Unfortunately, Doris’s child couldn’t receive that money unless their name was also on the checking account — which is not what Doris wants or what her children expect.
Scenario #2: An Estate Planning Attorney Will Ask Tough, Unbiased Questions.
Jennifer and her husband wanted to set up a trust that would provide income to their adult child, solely through investments in that trust. They were concerned their daughter would spend the principal funds quickly and foolishly, and not have any money left to fund her future retirement.
On the surface, this sounded like a good idea — but when our attorney asked more questions about their objectives for this inheritance, the plan this couple envisioned had some significant shortfalls, including:
- Changing Interest Rates.
Their daughter’s inheritance was expected to be around $250,000. If the interest income is 4%, or $10,000 per year, it seems to be a reasonable amount. But what if an economic boom (or recession) caused today’s interest rate to change?

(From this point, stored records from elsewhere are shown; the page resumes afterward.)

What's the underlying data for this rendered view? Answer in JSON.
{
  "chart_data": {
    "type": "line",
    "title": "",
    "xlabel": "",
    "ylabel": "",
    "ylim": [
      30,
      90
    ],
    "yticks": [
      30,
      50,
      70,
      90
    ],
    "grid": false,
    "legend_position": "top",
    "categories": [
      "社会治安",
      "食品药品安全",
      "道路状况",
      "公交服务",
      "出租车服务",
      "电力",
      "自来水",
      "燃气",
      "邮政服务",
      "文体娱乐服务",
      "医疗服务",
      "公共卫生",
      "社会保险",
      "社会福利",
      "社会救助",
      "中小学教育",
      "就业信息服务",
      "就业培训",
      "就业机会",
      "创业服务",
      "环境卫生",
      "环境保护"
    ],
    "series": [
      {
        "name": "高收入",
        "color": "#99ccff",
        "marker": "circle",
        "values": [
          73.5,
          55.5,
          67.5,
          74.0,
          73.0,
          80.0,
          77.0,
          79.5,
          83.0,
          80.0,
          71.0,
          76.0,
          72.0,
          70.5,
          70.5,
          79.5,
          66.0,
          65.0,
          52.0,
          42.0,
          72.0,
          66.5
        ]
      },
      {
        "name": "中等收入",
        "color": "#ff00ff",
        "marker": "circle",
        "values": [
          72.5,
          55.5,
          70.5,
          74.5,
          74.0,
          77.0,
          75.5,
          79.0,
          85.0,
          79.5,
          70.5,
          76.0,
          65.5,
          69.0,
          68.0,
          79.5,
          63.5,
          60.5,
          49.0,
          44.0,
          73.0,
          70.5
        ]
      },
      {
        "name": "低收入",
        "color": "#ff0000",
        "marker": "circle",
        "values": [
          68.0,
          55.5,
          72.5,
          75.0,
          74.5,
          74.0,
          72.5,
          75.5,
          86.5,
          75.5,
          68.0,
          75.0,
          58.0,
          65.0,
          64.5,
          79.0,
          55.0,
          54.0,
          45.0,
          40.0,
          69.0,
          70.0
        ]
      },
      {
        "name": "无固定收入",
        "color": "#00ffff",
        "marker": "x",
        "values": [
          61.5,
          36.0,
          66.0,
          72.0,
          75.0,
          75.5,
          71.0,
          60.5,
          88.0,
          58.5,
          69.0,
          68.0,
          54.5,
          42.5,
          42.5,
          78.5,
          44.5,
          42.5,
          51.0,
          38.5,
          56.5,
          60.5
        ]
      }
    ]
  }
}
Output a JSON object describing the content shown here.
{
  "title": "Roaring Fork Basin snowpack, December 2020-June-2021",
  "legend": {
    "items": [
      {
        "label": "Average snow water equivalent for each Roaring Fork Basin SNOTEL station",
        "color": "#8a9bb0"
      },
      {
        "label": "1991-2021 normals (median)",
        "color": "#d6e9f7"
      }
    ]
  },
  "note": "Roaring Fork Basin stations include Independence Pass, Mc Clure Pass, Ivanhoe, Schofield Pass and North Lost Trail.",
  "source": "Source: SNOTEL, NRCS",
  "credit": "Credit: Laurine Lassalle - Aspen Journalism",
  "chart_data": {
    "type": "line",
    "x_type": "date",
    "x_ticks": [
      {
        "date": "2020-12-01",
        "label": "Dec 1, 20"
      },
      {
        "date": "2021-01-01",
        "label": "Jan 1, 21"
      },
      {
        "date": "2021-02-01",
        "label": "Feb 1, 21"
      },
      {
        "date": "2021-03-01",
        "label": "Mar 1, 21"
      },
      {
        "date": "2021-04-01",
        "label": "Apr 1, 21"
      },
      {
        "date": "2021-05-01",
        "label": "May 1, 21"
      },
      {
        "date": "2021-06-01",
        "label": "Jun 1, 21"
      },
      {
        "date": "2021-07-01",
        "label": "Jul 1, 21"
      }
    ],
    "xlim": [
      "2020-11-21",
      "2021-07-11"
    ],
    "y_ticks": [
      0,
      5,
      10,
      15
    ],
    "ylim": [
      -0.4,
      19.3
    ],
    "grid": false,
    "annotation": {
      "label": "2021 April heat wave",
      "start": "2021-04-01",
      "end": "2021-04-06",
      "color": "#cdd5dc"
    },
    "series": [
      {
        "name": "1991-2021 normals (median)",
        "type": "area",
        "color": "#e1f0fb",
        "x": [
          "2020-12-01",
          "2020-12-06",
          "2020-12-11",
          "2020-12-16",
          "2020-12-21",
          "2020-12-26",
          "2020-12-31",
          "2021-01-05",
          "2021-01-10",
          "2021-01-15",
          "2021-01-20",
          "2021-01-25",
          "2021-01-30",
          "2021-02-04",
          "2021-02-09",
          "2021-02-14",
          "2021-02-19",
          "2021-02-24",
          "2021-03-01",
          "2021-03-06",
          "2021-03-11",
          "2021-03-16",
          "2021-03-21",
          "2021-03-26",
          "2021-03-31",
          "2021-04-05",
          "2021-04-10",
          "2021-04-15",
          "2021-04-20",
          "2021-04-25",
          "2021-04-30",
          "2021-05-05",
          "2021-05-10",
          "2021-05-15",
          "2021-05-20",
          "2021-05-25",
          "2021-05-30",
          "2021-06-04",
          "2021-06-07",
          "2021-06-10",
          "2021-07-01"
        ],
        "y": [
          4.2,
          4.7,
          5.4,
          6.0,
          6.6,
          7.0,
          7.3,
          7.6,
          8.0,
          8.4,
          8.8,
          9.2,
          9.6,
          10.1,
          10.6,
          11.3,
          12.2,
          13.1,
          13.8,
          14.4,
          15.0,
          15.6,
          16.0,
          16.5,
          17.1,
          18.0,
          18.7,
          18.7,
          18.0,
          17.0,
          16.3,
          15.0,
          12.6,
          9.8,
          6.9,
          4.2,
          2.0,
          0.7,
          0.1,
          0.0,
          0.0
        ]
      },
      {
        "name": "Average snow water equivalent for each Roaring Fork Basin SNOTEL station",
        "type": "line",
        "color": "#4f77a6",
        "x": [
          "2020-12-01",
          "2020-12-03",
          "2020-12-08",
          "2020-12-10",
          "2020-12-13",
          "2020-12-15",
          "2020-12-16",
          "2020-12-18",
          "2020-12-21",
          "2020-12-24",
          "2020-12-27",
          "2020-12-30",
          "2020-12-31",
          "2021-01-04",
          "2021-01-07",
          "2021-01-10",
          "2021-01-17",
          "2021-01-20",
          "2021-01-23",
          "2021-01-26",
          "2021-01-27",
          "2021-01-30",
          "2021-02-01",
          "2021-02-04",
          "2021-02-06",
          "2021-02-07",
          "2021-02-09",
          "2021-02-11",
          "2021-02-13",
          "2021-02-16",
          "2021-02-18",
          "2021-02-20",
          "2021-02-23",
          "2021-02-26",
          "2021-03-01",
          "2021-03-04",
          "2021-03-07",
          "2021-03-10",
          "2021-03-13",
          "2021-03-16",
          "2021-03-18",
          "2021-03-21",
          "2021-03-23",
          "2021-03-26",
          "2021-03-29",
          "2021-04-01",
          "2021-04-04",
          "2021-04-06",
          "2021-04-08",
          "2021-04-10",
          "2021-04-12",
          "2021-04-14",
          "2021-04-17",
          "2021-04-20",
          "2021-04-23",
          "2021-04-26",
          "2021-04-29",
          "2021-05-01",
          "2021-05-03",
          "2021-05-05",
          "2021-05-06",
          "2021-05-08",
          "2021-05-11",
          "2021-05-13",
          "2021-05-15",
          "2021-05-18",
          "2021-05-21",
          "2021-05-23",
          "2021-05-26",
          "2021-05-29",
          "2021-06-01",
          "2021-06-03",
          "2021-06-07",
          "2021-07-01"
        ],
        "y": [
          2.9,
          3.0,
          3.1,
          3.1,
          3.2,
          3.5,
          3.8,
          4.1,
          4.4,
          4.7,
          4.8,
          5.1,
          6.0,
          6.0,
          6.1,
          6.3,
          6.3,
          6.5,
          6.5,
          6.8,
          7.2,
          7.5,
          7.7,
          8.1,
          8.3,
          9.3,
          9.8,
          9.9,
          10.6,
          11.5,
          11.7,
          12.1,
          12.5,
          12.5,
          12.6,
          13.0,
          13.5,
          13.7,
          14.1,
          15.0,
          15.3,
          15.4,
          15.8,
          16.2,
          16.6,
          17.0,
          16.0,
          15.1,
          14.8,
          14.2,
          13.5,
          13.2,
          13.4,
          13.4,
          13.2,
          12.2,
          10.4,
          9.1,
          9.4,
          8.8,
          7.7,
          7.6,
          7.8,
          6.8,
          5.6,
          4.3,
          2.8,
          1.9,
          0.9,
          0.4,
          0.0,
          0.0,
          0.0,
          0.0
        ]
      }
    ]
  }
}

- Unpredictable Life Circumstances.
In the future, their daughter could lose her job or face a sudden medical crisis. The way the inheritance was structured, she could not access any part of the principal, even if she needed it to pay her mortgage or medical bills.
Our clients were so focused on the prospect of their daughter purchasing a sports car and a boat, they had not considered other realistic life events — and realized their trust needed to reflect some important changes.
Scenario #3: Asset Protection Strategies Can Help Fund Future Long-Term Care.
Georgia came to see us after her husband, Henry, suffered a stroke. He was in the hospital, and doctors had already told Georgia he was not going to be able to return home. Instead, he would need to live in a skilled nursing facility.
Did You Know: Long-term care is a big concern for many of our clients. Statistics from an AARP report show that 52% of people turning 65 will need long-term care services at some point in their lives, whether at home, or in an assisted living or skilled nursing facility. If they have not planned for the expense, these seniors will need to spend a significant amount of their savings to receive essential care.
Georgia was concerned about how they would pay for the high cost of this facility without spending everything they had — including their home and $500,000 in savings and investments. She was quite healthy and had every reason to expect to live another 20 years or more. They needed to make their hard-earned money last.
With our Estate Planning knowledge and expertise, our attorneys recommended putting their funds into Medicaid-compliant annuities, to pay Georgia as the “community spouse.” After their affairs were sorted, we were able to obtain Medicaid to pay for Henry’s care and preserve funds for Georgia’s future needs.